I know it'll be another 6(ish) weeks before we're snow-free (or close enough) in the Whites. But still...looking forward to it!!! :D :D :D

rocket21
03-20-2009, 07:48 AM
I know it'll be another 6(ish) weeks before we're snow-free (or close enough) in the Whites.

That's wishful thinking :) When I did Tom-Field-Willey last May 30th, there was still a measurable amount of snow along the Willey Range Trail. The year before that, there were still patches of snow along the summit ridge of Tecumseh on the 25th of May. Of course, if this snow-free streak continues, it could be a whole different story, but I'm not holding my breath :)

hikes-with-him
03-20-2009, 08:09 AM
:D :D :D

I've enjoyed winter hiking and all -- but I am REALLY looking forward to the return of dirt and mud. I love the feel of rocks, dirt, and trees.




Are you sure it's YOU that likes all the dirt and mud...or is it that little sweety you hike with
;)

TrishandAlex
03-20-2009, 09:31 AM
That's wishful thinking :) When I did Tom-Field-Willey last May 30th, there was still a measurable amount of snow along the Willey Range Trail.
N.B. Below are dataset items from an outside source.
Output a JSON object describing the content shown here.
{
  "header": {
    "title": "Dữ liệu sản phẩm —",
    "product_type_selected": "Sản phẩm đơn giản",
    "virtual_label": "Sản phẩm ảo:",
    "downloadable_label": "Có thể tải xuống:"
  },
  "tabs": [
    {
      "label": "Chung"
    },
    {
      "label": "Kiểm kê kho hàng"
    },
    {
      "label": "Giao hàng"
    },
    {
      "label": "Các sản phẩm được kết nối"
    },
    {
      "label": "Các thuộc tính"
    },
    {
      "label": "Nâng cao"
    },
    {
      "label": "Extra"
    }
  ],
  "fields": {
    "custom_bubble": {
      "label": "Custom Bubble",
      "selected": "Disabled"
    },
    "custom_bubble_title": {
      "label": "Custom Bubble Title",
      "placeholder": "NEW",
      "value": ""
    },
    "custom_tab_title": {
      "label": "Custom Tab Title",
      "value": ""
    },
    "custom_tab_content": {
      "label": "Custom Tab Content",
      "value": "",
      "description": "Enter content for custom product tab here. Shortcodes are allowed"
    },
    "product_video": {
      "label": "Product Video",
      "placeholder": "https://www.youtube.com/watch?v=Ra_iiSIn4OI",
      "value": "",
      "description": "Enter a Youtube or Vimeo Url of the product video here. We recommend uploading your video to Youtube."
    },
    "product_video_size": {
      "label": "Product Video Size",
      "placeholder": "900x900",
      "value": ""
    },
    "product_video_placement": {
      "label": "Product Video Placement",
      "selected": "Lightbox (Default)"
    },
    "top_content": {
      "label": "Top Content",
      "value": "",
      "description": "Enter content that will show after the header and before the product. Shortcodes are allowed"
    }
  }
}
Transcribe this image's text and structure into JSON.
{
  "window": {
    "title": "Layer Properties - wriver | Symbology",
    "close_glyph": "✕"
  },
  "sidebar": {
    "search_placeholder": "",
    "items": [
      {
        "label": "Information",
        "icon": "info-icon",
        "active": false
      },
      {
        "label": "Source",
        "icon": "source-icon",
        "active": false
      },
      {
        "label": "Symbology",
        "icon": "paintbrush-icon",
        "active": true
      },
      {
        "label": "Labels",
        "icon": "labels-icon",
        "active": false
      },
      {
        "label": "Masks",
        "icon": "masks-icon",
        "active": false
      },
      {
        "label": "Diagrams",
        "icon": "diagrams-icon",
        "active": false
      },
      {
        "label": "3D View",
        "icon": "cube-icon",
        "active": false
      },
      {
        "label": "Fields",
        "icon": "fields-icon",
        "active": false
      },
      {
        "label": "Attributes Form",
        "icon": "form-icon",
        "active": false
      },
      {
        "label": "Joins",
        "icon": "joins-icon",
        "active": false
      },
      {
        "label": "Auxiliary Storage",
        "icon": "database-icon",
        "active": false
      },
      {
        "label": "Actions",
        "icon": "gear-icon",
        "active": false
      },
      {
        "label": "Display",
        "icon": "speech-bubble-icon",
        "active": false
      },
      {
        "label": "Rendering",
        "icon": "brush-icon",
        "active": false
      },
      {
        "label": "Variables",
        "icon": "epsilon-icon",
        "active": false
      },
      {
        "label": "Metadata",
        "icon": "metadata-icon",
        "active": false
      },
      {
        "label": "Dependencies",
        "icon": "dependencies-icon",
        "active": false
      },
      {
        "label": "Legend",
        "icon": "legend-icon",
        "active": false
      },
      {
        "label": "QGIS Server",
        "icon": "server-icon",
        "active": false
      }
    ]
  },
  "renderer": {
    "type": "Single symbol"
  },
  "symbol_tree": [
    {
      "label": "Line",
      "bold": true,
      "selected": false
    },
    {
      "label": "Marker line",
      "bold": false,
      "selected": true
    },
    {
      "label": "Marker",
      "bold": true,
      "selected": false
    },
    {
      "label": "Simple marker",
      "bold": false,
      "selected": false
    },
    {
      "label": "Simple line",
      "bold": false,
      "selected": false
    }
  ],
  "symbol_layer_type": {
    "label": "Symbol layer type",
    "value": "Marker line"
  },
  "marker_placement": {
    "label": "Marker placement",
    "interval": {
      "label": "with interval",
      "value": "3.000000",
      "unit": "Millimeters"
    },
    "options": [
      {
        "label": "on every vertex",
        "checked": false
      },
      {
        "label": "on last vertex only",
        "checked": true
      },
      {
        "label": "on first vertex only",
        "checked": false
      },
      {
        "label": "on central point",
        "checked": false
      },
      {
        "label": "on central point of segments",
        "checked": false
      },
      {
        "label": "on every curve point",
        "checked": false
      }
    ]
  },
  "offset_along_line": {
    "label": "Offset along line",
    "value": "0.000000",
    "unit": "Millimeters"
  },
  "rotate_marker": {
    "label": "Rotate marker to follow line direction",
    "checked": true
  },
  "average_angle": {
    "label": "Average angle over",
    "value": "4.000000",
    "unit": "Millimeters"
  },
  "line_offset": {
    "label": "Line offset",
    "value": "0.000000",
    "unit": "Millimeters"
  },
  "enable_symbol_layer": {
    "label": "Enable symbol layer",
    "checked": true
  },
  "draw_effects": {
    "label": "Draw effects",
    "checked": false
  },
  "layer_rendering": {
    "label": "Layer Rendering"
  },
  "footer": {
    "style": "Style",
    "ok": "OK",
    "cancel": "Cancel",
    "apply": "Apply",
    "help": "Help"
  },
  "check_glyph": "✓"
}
The year before that, there were still patches of snow along the summit ridge of Tecumseh on the 25th of May. Of course, if this snow-free streak continues, it could be a whole different story, but I'm not holding my breath :)

The key phrase is -- "close enough." I know it won't all be gone, but enough of it will be to make me happy.

TrishandAlex
03-20-2009, 09:32 AM
Are you sure it's YOU that likes all the dirt and mud...or is it that little sweety you hike with
;)

LOL, it's me wanting the snow to melt. Alex says she now much prefers winter hiking to 3 season hiking -- I think she'd be happy if winter lasted much longer.